Big Tall Chin, Sam Wah Laundry, 1980 Creston Ave., Bronx, New York, 1982.
Mrs. Chin’s husband, Quock Chin, had been murdered in a robbery at the laundry at 1980 Creston Ave. on Dec. 29, 1981 a couple of weeks before I took these photos in January 1982.
Lemin Chin, Big T’s daughter, remembers life in the laundry:
“The day started at seven o’clock in the morning and my father wouldn’t come home until after ten o’clock (at night). All day long, seven days a week. Everything was done by hand. We went there to help out as kids. The prices were maybe 10, 20 or 30 cents for a shirt. It was not a lot of money.

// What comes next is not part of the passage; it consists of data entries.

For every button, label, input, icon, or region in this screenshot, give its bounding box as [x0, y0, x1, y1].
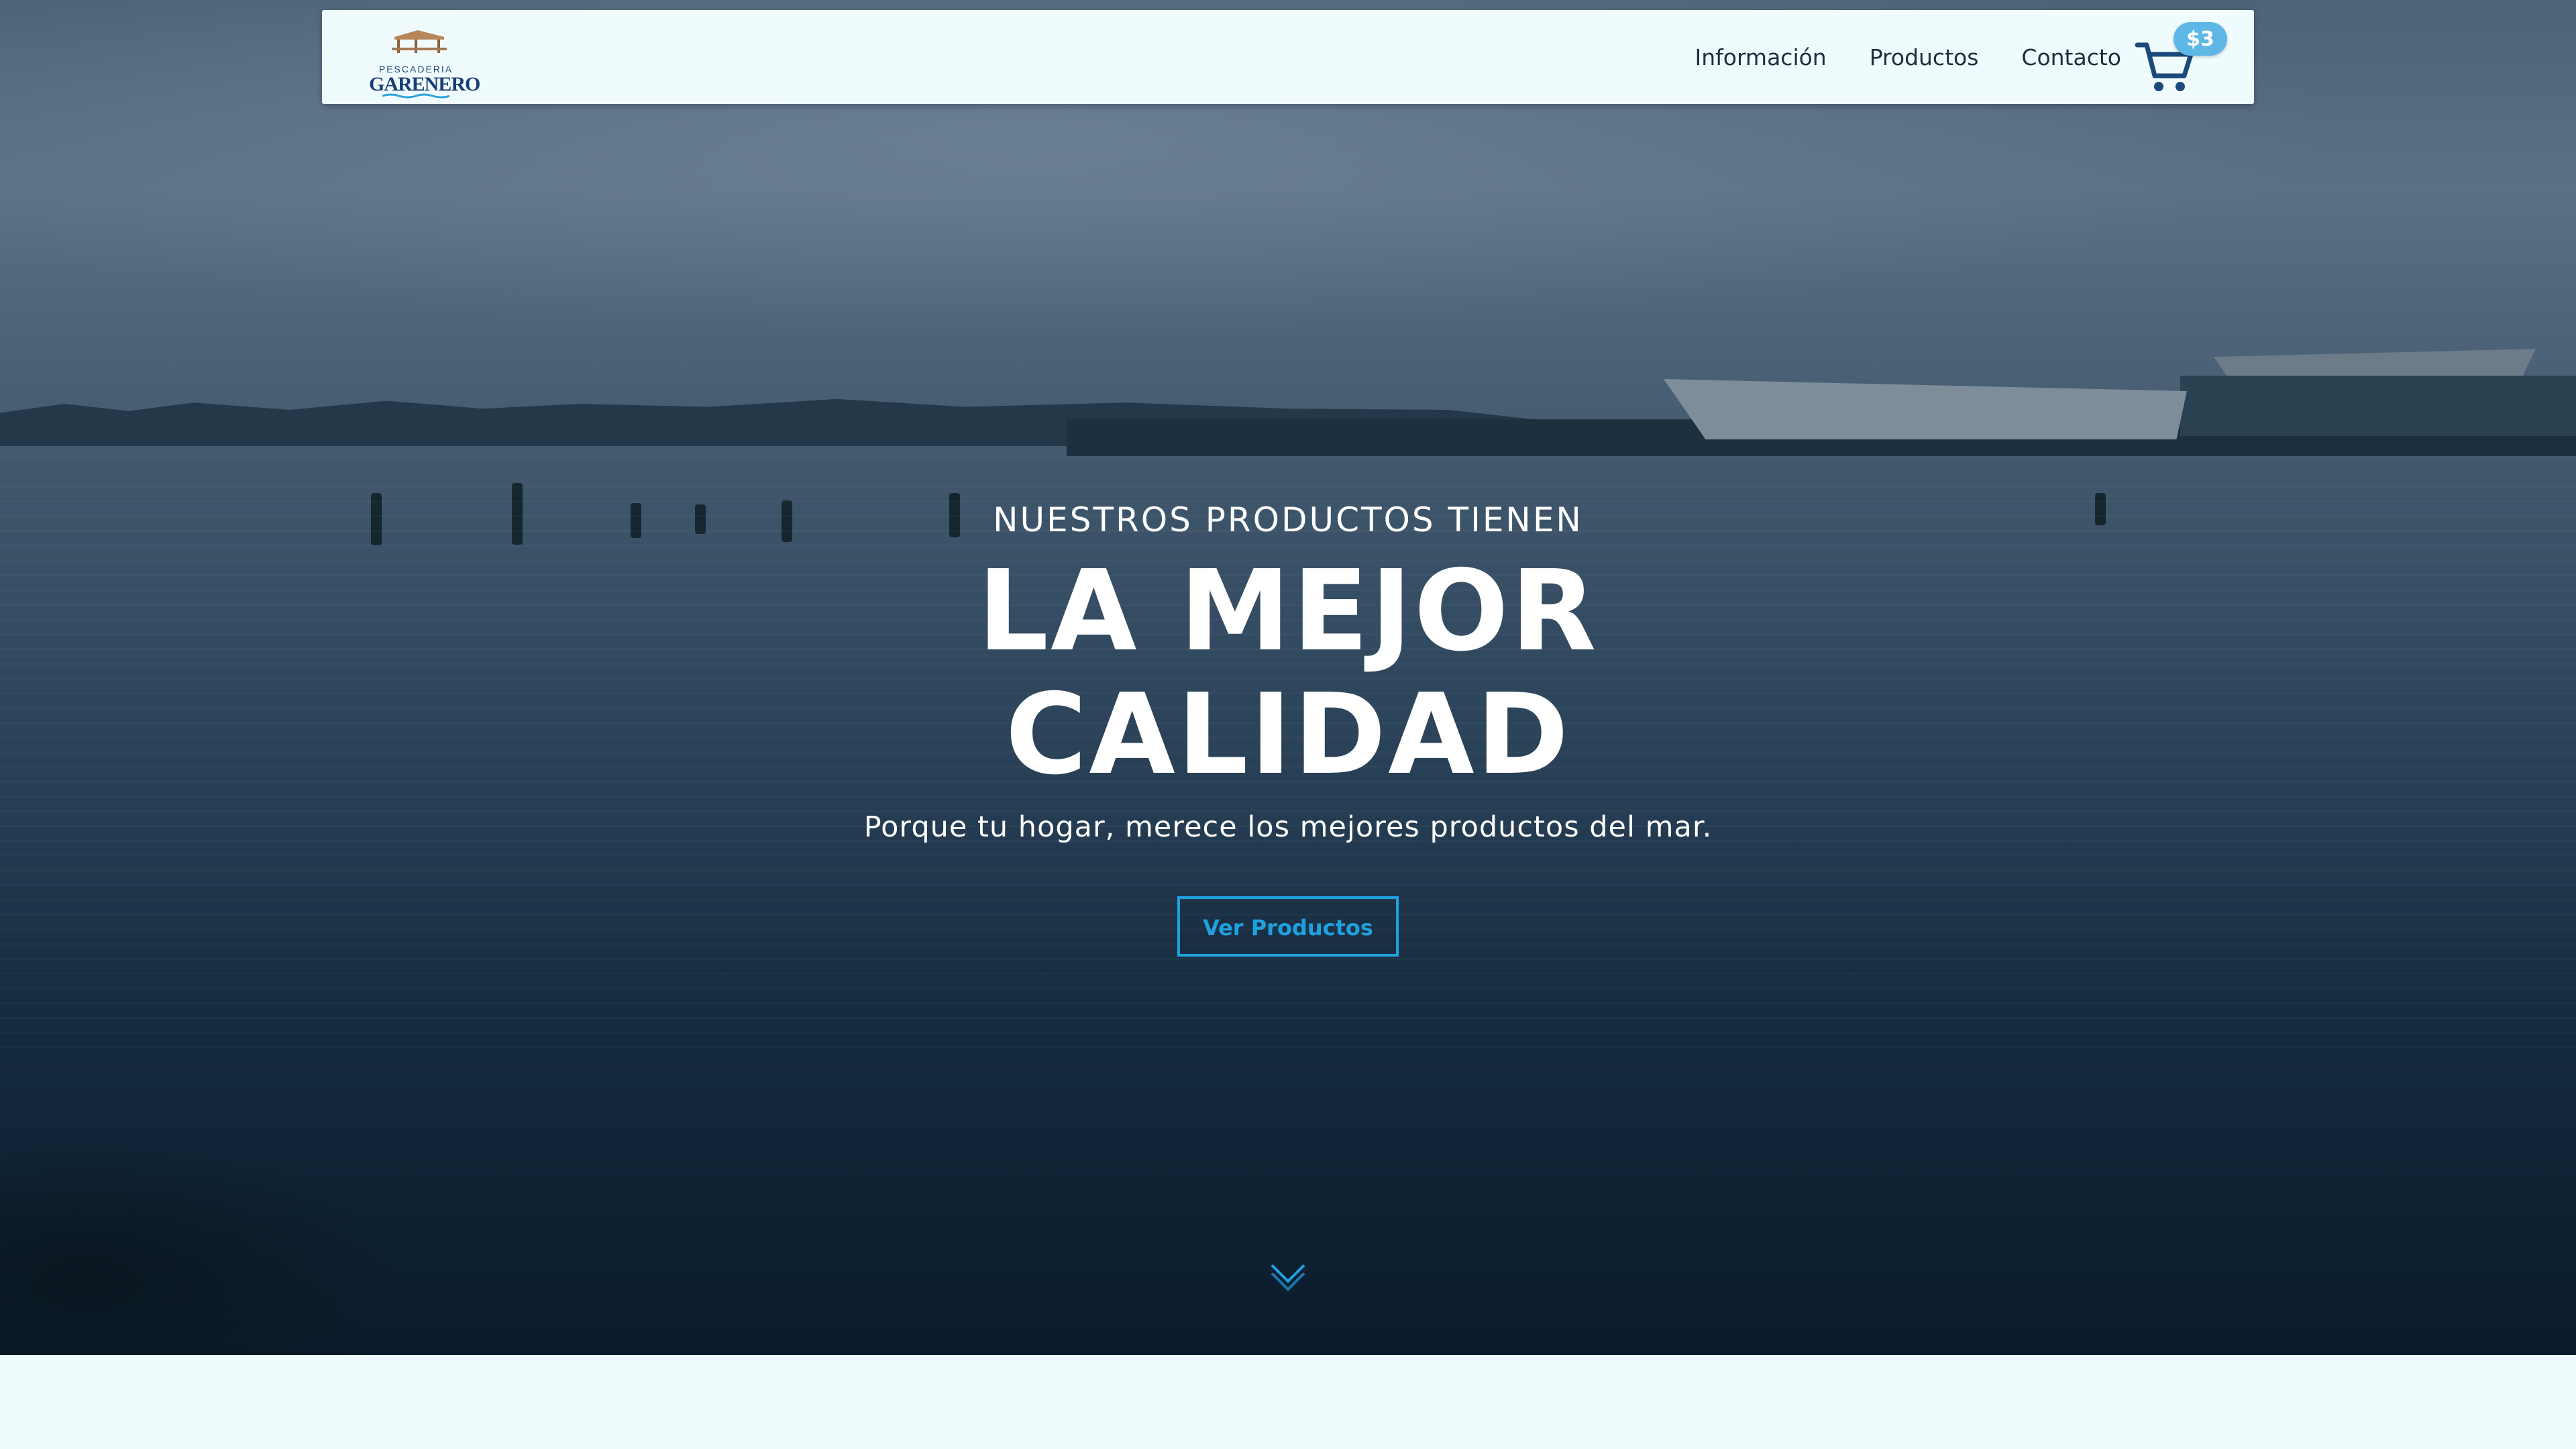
cart-total-badge[interactable]: $3: [2174, 22, 2227, 56]
wave-icon: [382, 93, 449, 99]
brand-logo[interactable]: PESCADERIA GARENERO: [369, 23, 480, 99]
hero-kicker: NUESTROS PRODUCTOS TIENEN: [993, 500, 1583, 539]
hero-headline-line2: CALIDAD: [1005, 670, 1571, 800]
hero-headline: LA MEJOR CALIDAD: [0, 550, 2576, 797]
hero-headline-line1: LA MEJOR: [977, 547, 1599, 676]
logo-name: GARENERO: [369, 73, 480, 95]
hero-rocks: [0, 1140, 416, 1355]
hero-content: NUESTROS PRODUCTOS TIENEN LA MEJOR CALID…: [0, 490, 2576, 957]
nav-item-productos[interactable]: Productos: [1870, 44, 1979, 70]
pier-roof-icon: [392, 30, 447, 53]
hero-subtitle: Porque tu hogar, merece los mejores prod…: [863, 810, 1713, 844]
hero-boat: [1664, 379, 2187, 439]
chevron-down-icon[interactable]: [1268, 1261, 1308, 1291]
nav-item-informacion[interactable]: Información: [1695, 44, 1826, 70]
nav-item-contacto[interactable]: Contacto: [2021, 44, 2121, 70]
top-navbar: PESCADERIA GARENERO Información Producto…: [322, 10, 2254, 104]
nav-links: Información Productos Contacto: [1695, 10, 2121, 104]
hero-section: NUESTROS PRODUCTOS TIENEN LA MEJOR CALID…: [0, 0, 2576, 1355]
view-products-button[interactable]: Ver Productos: [1177, 896, 1399, 957]
hero-pier-right: [2180, 376, 2576, 436]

My parents raised four kids, and three adults on the laundry. We weren’t rich. Unfortunately, we used to see these jobs as not very prestigious. That’s why it’s rare to see a family portrait in a laundry. You wouldn’t send them back to home (to China) to show people what your life was like.”
Hand laundries like this one were a bread and butter industry for the New York Chinese community. In the 1930s there were over 3,500 Chinese-owned laundries in New York City. Many Chinese men opened laundries because they were forced out of other industries, and because laundry work could be done without much training and little English proficiency. Hand laundry work was known as the “8 Pound Livelihood” because the irons used to press each garment by hand weighed about 8 lbs. Owners often lived in their laundry so kitchens and beds were a typical feature of these work spaces.